La spremuta d’arancia fa davvero così bene? Ecco la verità

Spesso si sente dire che bere immediatamente la spremuta d’arancia è fondamentale per assorbire al meglio le vitamine. Tuttavia, questa convinzione non è del tutto accurata. Le sostanze nutritive contenute nella spremuta rimangono comunque disponibili anche dopo un po’ di tempo. Il vero problema sorge a causa del processo di ossidazione, che inizia già dopo alcune ore dall’estrazione del succo. Se la spremuta viene lasciata all’aperto, questo processo si completa in 1-2 ore, mentre se conservata in frigorifero può protrarsi fino a 12 ore.

La spremuta d’arancia fa davvero così bene? Ecco la verità

L’ossidazione non solo altera il gusto della bevanda, ma può anche rendere la spremuta potenzialmente dannosa. Inizia a verificarsi la proliferazione di batteri, inclusi quelli responsabili della salmonella. Pertanto, è consigliabile consumare la spremuta entro un breve lasso di tempo per evitare rischi per la salute. Conservare il succo in frigorifero può ritardare l’ossidazione e la crescita batterica, ma è comunque importante tener presente che la freschezza è un fattore cruciale per garantire una bevanda sicura e gustosa.

Mentre le spremute d’arancia industriali possono conservarsi per mesi grazie alla pastorizzazione, è preferibile consumare immediatamente una spremuta fresca per massimizzare l’assorbimento di vitamina C. I prodotti industriali, se non aperti e lasciati a lungo, mantengono la loro sicurezza, ma il processo di pastorizzazione riduce significativamente il contenuto vitaminico nei succhi di frutta da supermercato.
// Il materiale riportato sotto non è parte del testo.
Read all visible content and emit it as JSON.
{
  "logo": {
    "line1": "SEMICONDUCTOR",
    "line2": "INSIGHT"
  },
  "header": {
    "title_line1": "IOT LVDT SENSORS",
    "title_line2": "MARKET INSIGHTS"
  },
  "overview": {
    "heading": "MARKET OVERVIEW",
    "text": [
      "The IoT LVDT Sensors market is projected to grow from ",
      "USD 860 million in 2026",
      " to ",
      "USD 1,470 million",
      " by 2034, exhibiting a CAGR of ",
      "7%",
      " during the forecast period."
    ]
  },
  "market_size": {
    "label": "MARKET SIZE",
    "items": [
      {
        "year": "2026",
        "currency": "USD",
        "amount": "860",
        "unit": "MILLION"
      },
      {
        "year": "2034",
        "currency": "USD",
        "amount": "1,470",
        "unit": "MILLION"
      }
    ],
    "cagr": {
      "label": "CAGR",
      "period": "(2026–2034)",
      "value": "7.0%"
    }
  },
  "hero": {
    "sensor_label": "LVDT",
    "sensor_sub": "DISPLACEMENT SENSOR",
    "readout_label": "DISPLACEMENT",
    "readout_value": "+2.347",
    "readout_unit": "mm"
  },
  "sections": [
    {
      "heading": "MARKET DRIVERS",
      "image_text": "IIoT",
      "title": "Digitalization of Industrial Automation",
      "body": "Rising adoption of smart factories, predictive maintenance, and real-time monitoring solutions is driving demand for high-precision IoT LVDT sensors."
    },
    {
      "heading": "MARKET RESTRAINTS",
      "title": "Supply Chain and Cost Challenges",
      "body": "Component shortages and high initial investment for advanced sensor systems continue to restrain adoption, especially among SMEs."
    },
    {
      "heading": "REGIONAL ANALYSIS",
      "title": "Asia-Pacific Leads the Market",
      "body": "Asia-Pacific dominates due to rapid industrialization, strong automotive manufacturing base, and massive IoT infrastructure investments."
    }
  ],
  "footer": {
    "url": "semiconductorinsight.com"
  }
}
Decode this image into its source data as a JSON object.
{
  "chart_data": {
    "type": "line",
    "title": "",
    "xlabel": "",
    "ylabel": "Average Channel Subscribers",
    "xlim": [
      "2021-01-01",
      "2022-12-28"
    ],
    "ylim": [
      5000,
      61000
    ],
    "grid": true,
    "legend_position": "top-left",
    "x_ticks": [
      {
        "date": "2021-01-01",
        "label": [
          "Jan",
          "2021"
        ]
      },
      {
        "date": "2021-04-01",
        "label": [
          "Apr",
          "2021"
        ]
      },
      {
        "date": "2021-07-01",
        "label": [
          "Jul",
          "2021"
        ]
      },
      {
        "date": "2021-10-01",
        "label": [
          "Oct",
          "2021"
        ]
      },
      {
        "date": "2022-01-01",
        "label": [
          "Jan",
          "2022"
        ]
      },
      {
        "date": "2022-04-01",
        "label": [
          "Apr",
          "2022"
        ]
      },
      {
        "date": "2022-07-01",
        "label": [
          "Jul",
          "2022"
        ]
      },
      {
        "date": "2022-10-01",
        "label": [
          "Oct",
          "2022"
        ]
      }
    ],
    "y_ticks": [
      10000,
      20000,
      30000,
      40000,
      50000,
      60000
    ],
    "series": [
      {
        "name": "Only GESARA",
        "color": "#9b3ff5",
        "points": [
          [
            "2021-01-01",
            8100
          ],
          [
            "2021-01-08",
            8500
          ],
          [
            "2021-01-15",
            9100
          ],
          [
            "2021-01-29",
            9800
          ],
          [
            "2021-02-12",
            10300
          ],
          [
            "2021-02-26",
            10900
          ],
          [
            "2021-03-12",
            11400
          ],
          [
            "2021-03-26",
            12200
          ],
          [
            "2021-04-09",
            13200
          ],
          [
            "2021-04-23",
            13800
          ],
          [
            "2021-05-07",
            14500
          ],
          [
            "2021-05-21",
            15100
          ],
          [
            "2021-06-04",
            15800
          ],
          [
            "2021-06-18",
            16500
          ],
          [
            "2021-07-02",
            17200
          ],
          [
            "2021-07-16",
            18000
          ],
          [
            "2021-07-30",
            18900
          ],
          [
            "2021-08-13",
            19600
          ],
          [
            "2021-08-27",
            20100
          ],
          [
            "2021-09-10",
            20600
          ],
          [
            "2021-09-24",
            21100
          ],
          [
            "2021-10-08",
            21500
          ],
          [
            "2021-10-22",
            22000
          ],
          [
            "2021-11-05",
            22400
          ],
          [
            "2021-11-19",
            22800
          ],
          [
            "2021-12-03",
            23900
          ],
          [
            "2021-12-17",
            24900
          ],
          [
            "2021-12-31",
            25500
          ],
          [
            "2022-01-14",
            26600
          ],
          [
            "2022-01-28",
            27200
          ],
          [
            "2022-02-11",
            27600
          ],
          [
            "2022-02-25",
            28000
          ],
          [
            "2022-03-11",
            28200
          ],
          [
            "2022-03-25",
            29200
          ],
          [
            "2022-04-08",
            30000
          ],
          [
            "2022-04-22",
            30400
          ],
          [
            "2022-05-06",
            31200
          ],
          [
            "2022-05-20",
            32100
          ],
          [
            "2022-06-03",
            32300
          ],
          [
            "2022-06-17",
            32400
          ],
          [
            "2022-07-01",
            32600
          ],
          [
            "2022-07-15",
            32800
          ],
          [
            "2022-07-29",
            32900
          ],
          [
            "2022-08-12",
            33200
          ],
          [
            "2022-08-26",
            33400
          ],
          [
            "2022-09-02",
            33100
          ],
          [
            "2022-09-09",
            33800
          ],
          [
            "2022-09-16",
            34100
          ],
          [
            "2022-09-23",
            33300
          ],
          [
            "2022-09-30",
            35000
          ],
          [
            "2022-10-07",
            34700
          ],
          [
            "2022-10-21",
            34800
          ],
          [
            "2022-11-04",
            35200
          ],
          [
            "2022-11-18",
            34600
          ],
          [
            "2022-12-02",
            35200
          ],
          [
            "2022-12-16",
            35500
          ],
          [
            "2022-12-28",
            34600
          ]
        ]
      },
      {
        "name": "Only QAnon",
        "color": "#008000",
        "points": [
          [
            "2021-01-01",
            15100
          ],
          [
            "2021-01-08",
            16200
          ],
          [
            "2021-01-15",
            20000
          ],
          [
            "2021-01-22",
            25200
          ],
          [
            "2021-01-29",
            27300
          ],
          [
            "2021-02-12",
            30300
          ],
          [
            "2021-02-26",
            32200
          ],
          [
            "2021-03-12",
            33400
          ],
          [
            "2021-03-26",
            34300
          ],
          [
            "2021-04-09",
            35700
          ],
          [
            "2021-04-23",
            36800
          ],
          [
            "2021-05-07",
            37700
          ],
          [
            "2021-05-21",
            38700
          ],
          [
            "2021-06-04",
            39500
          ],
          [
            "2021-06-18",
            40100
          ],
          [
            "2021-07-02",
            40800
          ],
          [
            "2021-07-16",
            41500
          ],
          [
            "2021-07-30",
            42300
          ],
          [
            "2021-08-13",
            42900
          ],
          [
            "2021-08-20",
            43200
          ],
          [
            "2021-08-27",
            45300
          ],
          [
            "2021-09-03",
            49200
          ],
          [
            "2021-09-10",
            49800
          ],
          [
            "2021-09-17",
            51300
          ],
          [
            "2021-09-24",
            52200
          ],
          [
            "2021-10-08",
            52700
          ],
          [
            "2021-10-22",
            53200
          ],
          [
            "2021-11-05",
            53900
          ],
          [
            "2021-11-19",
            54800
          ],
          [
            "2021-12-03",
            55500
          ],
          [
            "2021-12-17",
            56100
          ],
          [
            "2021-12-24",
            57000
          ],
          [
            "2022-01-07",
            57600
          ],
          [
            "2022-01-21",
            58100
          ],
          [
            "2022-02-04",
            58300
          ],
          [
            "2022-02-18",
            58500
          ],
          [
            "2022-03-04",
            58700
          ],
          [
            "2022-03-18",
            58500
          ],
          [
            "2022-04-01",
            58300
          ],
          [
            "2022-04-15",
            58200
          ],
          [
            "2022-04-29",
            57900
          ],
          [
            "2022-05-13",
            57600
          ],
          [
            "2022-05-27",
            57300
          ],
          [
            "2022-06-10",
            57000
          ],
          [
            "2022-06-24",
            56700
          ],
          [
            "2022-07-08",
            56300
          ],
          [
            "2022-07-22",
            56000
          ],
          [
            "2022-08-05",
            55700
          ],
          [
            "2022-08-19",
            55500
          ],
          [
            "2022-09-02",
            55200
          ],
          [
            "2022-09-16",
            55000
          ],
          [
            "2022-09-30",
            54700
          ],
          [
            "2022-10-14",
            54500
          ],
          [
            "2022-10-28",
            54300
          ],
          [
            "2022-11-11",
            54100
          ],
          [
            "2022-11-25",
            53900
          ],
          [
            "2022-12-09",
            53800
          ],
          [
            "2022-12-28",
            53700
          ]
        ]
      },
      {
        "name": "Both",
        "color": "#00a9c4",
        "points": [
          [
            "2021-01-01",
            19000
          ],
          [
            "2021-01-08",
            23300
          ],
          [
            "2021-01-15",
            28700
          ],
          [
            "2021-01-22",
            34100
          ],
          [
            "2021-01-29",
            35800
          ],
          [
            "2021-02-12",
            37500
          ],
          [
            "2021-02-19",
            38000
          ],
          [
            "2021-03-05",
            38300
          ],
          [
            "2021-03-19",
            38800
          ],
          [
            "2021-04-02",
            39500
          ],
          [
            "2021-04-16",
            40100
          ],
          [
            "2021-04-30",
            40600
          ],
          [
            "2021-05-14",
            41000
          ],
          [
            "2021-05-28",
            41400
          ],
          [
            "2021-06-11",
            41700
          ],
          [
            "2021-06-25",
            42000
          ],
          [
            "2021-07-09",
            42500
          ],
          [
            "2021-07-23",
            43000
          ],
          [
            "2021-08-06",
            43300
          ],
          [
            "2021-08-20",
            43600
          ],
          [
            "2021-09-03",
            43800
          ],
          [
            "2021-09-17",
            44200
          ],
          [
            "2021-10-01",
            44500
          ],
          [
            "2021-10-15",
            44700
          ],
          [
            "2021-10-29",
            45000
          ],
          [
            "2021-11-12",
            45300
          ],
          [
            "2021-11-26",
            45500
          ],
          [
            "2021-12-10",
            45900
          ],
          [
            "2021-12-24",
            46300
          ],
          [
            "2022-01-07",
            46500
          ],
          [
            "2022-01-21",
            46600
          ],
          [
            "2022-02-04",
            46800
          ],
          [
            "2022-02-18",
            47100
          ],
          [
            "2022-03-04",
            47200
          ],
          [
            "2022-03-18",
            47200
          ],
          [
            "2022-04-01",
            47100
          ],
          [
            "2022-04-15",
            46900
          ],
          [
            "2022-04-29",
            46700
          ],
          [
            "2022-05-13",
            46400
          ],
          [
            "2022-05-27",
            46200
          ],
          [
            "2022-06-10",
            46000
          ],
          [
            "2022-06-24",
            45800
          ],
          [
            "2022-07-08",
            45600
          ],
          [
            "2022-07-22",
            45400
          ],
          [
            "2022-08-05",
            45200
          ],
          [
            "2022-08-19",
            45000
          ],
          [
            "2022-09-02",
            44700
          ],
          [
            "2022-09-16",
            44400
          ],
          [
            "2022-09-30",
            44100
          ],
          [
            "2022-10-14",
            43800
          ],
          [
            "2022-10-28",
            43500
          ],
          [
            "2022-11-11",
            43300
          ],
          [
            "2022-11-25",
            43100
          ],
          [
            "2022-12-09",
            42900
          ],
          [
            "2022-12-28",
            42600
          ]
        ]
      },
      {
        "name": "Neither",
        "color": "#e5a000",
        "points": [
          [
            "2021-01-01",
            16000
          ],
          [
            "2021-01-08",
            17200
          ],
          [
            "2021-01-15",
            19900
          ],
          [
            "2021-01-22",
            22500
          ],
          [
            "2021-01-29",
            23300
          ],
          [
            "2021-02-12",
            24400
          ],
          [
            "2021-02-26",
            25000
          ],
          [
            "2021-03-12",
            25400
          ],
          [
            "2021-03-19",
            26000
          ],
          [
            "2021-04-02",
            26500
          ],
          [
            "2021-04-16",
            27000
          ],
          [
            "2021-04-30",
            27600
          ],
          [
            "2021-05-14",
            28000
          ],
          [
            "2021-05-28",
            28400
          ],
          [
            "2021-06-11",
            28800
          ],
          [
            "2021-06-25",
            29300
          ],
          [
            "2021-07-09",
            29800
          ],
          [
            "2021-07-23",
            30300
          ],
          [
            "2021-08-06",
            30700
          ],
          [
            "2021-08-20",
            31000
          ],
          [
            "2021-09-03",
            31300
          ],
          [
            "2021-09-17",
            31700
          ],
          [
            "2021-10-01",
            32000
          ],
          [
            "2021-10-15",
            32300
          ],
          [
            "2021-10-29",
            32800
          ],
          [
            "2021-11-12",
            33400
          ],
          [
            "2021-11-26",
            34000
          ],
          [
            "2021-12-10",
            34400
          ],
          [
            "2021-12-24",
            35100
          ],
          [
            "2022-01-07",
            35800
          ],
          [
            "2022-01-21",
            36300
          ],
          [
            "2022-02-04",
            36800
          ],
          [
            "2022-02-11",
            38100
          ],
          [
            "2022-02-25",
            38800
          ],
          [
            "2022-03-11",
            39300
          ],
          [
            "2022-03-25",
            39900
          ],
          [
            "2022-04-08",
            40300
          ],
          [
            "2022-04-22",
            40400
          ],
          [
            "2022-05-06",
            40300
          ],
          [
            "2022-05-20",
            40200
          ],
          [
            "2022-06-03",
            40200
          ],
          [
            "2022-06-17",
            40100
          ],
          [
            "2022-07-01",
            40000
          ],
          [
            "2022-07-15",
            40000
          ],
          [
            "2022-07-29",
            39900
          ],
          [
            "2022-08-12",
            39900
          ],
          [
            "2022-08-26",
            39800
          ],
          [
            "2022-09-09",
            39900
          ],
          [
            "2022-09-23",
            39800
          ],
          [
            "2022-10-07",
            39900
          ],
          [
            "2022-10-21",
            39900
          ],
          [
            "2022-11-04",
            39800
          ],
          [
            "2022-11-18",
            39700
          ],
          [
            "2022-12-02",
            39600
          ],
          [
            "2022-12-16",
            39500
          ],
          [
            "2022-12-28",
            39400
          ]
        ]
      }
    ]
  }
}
Per ottenere una deliziosa spremuta d’arancia fatta in casa, selezionate arance mature con polpa sottile e morbida al tatto, preferibilmente tra la fine dell’autunno e l’inizio della primavera. Evitate frutti acerbi o dalla polpa rinsecchita al di fuori di questo periodo. Conservate le arance in casa per un massimo di 10-15 giorni, poiché oltre questo periodo perderanno consistenza e gran parte del loro contenuto d’acqua.

Prima di spremere, schiacciate leggermente le arance per agevolare il processo. Usate uno spremiagrumi manuale o elettrico, poiché centrifughe o frullatori non eliminano l’albedo, la parte bianca tra buccia e polpa, che ha un sapore amaro. Dopo aver tagliato a metà le arance, spremete il succo e filtratelo con un colino a maglia fine per evitare la presenza di semi.

Per un tocco di gusto, potete aggiungere il succo di limone o mandarino, o sperimentare con cedro o pompelmo. Consumate la spremuta immediatamente, poiché tende a ossidarsi, cambiare sapore e perdere vitamina C nel tempo. Tenete presente che la freschezza è cruciale, poiché la vitamina C contenuta è altamente volatile e diminuisce con il passare del tempo.